A major stockholder of First Executive Corp. challenged its president and chief executive, Fred Carr, on Monday about its much-publicized relationship with the "junk bond" business of Drexel Burnham Lambert.
Carr responded by criticizing those who have written unfavorable stories about him in the financial press and by defending his firm's investments in the high-yield, high-risk bonds.
At First Executive's annual meeting, Travis E. Reed said the "constant cloud" over Drexel Burnham has hurt investors. In addition, he said, it has resulted in efforts by California and New York regulators to put a "rein" on the proportion of junk bonds in First Executive's portfolio.
Reed is a Los Angeles investor who was assistant secretary of commerce briefly in the Ford Administration. In late 1984, he made an unsuccessful bid for the Denver-based parent of Frontier Airlines. Reed last week disclosed that he controls 4% of First Executive's stock and is seeking major changes.
In his brief questioning of Carr at Monday's meeting, Reed did not refer to his efforts to interest stockholders and financial institutions in mounting an attempt to restructure the insurance holding firm.
After the session at the company's Los Angeles headquarters, Reed said he believes that the firm should be "disaggregated" by a sale of assets. He said he will continue his efforts to that end but declined to outline his next move.
Carr was asked by Reed to comment in particular on an Oct. 12 story in Barron's magazine about his dealings with Michael Milken, head of Drexel Burnham's junk bond department.
"It is hard to dignify trash," replied Carr, who said that is what the article amounted to.
The chief executive went on to say that the company's relationship with Drexel Burnham is a "professional" one and that it has given First Executive an "unusual opportunity to compete in the financial services industry."
"We are mischaracterized" in the press, Carr said, adding that stockholders "will have to suffer with me until the attacks stop."
Reed did not continue with questions but said in an interview afterward that Carr's response did not satisfy him.
One potential obstacle to Reed's efforts is a transaction by management to help another insurance firm, ICH Corp. of Louisville, Ky., to increase its stock holdings in First Executive. ICH agreed not to go above the 25% level for at least five years under a "standstill" arrangement.
On Oct. 8, Reed had criticized First Executive for issuing to ICH an option to buy 10.5 million new shares for "an appallingly low price" of $17.15 per share.

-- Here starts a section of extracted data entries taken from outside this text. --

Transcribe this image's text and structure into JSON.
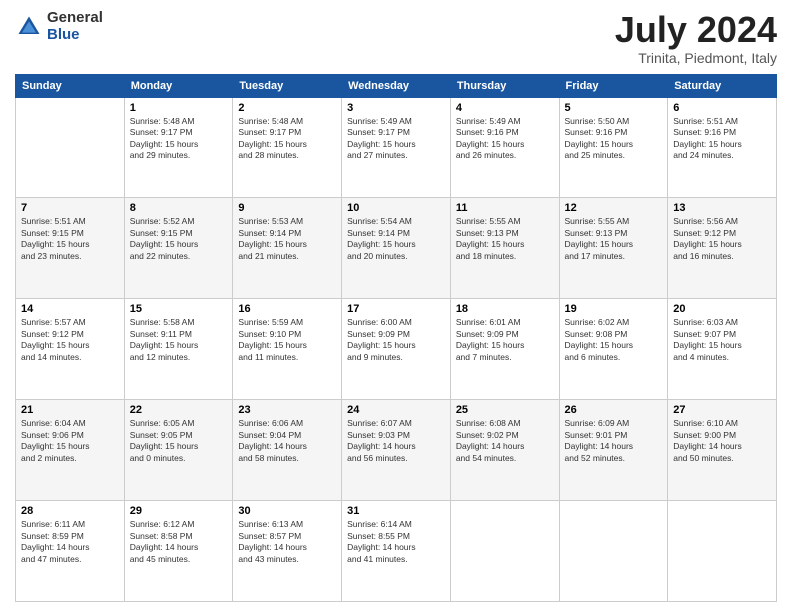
{
  "logo": {
    "general": "General",
    "blue": "Blue"
  },
  "title": "July 2024",
  "subtitle": "Trinita, Piedmont, Italy",
  "weekdays": [
    "Sunday",
    "Monday",
    "Tuesday",
    "Wednesday",
    "Thursday",
    "Friday",
    "Saturday"
  ],
  "weeks": [
    [
      {
        "day": "",
        "info": ""
      },
      {
        "day": "1",
        "info": "Sunrise: 5:48 AM\nSunset: 9:17 PM\nDaylight: 15 hours\nand 29 minutes."
      },
      {
        "day": "2",
        "info": "Sunrise: 5:48 AM\nSunset: 9:17 PM\nDaylight: 15 hours\nand 28 minutes."
      },
      {
        "day": "3",
        "info": "Sunrise: 5:49 AM\nSunset: 9:17 PM\nDaylight: 15 hours\nand 27 minutes."
      },
      {
        "day": "4",
        "info": "Sunrise: 5:49 AM\nSunset: 9:16 PM\nDaylight: 15 hours\nand 26 minutes."
      },
      {
        "day": "5",
        "info": "Sunrise: 5:50 AM\nSunset: 9:16 PM\nDaylight: 15 hours\nand 25 minutes."
      },
      {
        "day": "6",
        "info": "Sunrise: 5:51 AM\nSunset: 9:16 PM\nDaylight: 15 hours\nand 24 minutes."
      }
    ],
    [
      {
        "day": "7",
        "info": "Sunrise: 5:51 AM\nSunset: 9:15 PM\nDaylight: 15 hours\nand 23 minutes."
      },
      {
        "day": "8",
        "info": "Sunrise: 5:52 AM\nSunset: 9:15 PM\nDaylight: 15 hours\nand 22 minutes."
      },
      {
        "day": "9",
        "info": "Sunrise: 5:53 AM\nSunset: 9:14 PM\nDaylight: 15 hours\nand 21 minutes."
      },
      {
        "day": "10",
        "info": "Sunrise: 5:54 AM\nSunset: 9:14 PM\nDaylight: 15 hours\nand 20 minutes."
      },
      {
        "day": "11",
        "info": "Sunrise: 5:55 AM\nSunset: 9:13 PM\nDaylight: 15 hours\nand 18 minutes."
      },
      {
        "day": "12",
        "info": "Sunrise: 5:55 AM\nSunset: 9:13 PM\nDaylight: 15 hours\nand 17 minutes."
      },
      {
        "day": "13",
        "info": "Sunrise: 5:56 AM\nSunset: 9:12 PM\nDaylight: 15 hours\nand 16 minutes."
      }
    ],
    [
      {
        "day": "14",
        "info": "Sunrise: 5:57 AM\nSunset: 9:12 PM\nDaylight: 15 hours\nand 14 minutes."
      },
      {
        "day": "15",
        "info": "Sunrise: 5:58 AM\nSunset: 9:11 PM\nDaylight: 15 hours\nand 12 minutes."
      },
      {
        "day": "16",
        "info": "Sunrise: 5:59 AM\nSunset: 9:10 PM\nDaylight: 15 hours\nand 11 minutes."
      },
      {
        "day": "17",
        "info": "Sunrise: 6:00 AM\nSunset: 9:09 PM\nDaylight: 15 hours\nand 9 minutes."
      },
      {
        "day": "18",
        "info": "Sunrise: 6:01 AM\nSunset: 9:09 PM\nDaylight: 15 hours\nand 7 minutes."
      },
      {
        "day": "19",
        "info": "Sunrise: 6:02 AM\nSunset: 9:08 PM\nDaylight: 15 hours\nand 6 minutes."
      },
      {
        "day": "20",
        "info": "Sunrise: 6:03 AM\nSunset: 9:07 PM\nDaylight: 15 hours\nand 4 minutes."
      }
    ],
    [
      {
        "day": "21",
        "info": "Sunrise: 6:04 AM\nSunset: 9:06 PM\nDaylight: 15 hours\nand 2 minutes."
      },
      {
        "day": "22",
        "info": "Sunrise: 6:05 AM\nSunset: 9:05 PM\nDaylight: 15 hours\nand 0 minutes."
      },
      {
        "day": "23",
        "info": "Sunrise: 6:06 AM\nSunset: 9:04 PM\nDaylight: 14 hours\nand 58 minutes."
      },
      {
        "day": "24",
        "info": "Sunrise: 6:07 AM\nSunset: 9:03 PM\nDaylight: 14 hours\nand 56 minutes."
      },
      {
        "day": "25",
        "info": "Sunrise: 6:08 AM\nSunset: 9:02 PM\nDaylight: 14 hours\nand 54 minutes."
      },
      {
        "day": "26",
        "info": "Sunrise: 6:09 AM\nSunset: 9:01 PM\nDaylight: 14 hours\nand 52 minutes."
      },
      {
        "day": "27",
        "info": "Sunrise: 6:10 AM\nSunset: 9:00 PM\nDaylight: 14 hours\nand 50 minutes."
      }
    ],
    [
      {
        "day": "28",
        "info": "Sunrise: 6:11 AM\nSunset: 8:59 PM\nDaylight: 14 hours\nand 47 minutes."
      },
      {
        "day": "29",
        "info": "Sunrise: 6:12 AM\nSunset: 8:58 PM\nDaylight: 14 hours\nand 45 minutes."
      },
      {
        "day": "30",
        "info": "Sunrise: 6:13 AM\nSunset: 8:57 PM\nDaylight: 14 hours\nand 43 minutes."
      },
      {
        "day": "31",
        "info": "Sunrise: 6:14 AM\nSunset: 8:55 PM\nDaylight: 14 hours\nand 41 minutes."
      },
      {
        "day": "",
        "info": ""
      },
      {
        "day": "",
        "info": ""
      },
      {
        "day": "",
        "info": ""
      }
    ]
  ]
}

Since the Oct. 19 stock market crash, however, the First Executive's stock price has dropped below $9 a share. According to the proxy statement for Monday's meeting, the agreement has since been revised. ICH, which presently owns 9.6% of First Executive, still intends to buy shares on the open market or from the company until it raises its stake to about 21%.
In the interview, Reed said he believes that the purpose of the option at $17.15 per share was to help entrench First Executive management. He said the deal will not be an obstacle to him until and unless regulators approve it.
Monday's meeting was held as scheduled after the company rejected Reed's request to postpone it for 30 days. Reed voted his shares with the management slate to reelect two directors at the meeting.